Is the Firestore collection write limit (imposed by sequentially-updated indexed fields) affected by collection-group queries? - google-cloud-firestore

From how I understand it, if a collection has a monotonically-increasing indexed field, a write limit is imposed on that collection. If that collection is split into two separate collections, each collection would have its own write limit. However, if we split that collection into two separate collections but give them the same name (putting them under different documents), would they still have their own independent write limits if the monotonically-indexed field was part of a collection-group query that queried them both together?
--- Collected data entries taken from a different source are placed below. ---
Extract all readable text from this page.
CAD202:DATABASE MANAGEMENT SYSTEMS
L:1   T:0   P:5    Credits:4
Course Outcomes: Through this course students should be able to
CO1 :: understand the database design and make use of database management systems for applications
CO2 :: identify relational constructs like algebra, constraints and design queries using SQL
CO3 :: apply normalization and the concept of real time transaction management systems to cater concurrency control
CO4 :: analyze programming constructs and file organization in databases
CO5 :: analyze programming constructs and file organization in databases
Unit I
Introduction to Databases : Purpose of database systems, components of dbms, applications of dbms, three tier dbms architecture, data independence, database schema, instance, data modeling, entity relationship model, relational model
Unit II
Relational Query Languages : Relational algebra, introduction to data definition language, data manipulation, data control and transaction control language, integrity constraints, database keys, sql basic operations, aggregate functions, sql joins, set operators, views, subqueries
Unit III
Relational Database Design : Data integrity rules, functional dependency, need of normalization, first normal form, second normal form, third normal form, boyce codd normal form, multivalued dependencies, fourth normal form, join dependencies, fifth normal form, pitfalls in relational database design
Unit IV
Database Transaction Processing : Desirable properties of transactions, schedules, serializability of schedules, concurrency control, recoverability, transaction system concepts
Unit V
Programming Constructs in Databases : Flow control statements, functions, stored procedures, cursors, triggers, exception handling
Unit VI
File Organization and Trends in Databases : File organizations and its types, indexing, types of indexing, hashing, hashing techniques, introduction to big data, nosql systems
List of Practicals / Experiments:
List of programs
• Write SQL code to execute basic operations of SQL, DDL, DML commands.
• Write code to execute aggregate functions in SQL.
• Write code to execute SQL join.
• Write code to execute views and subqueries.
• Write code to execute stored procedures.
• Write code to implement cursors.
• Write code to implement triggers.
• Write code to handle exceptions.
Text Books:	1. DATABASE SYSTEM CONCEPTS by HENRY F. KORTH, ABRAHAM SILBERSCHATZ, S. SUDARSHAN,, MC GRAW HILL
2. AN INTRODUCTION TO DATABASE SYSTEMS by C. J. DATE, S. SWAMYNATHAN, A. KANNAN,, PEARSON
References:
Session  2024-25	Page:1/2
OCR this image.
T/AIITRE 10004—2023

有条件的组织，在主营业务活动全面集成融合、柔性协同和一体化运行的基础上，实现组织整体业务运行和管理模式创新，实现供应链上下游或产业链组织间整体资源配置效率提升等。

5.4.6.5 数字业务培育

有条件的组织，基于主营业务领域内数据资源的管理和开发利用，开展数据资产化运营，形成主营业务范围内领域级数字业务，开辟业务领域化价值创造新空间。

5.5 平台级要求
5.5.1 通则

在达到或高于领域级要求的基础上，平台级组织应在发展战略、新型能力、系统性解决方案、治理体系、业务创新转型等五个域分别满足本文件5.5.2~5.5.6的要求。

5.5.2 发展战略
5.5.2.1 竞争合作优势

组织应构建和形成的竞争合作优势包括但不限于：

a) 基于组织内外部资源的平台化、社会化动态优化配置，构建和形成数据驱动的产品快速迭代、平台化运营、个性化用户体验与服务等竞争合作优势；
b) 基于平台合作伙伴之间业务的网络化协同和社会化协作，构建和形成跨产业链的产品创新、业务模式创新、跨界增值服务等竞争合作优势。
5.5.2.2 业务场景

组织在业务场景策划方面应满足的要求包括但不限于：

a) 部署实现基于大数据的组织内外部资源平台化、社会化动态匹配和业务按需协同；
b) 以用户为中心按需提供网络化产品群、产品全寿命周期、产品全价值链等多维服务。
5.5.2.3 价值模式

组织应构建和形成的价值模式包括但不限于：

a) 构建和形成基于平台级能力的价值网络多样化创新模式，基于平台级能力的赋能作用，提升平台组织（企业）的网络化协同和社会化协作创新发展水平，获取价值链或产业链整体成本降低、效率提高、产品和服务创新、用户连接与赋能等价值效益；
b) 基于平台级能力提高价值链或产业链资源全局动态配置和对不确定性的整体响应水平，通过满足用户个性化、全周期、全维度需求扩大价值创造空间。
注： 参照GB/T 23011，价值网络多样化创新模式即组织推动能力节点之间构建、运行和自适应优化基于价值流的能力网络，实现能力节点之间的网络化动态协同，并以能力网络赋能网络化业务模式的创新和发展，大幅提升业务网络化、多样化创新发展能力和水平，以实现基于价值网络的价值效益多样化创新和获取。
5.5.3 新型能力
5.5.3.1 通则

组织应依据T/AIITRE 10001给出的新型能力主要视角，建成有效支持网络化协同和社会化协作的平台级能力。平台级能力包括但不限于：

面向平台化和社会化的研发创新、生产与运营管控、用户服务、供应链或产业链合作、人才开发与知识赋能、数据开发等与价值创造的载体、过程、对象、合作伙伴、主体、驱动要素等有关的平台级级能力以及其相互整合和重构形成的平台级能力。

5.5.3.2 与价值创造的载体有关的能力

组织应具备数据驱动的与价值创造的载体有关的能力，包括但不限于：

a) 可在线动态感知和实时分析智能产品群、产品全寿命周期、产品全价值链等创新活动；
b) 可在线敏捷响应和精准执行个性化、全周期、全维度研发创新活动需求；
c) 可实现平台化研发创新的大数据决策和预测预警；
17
No, that's not the way it works. A collection group query requires its own index, and the limit you're talking about is the write rate of the index itself, not the collection. Each collection automatically indexes fields from documents for just that specific collection, but that would not apply the collection group queries that span collections.
Note that the documentation states the limit as:
Maximum write rate to a collection in which documents contain sequential values in an indexed field
On a related note, disabling the indexing for a specific field on a collection allows you to bypass the normal monotonic write limits for that one field on that collection because it's no longer being indexed.

Related

Is sharding necessary for subcollections in Cloud Firestore?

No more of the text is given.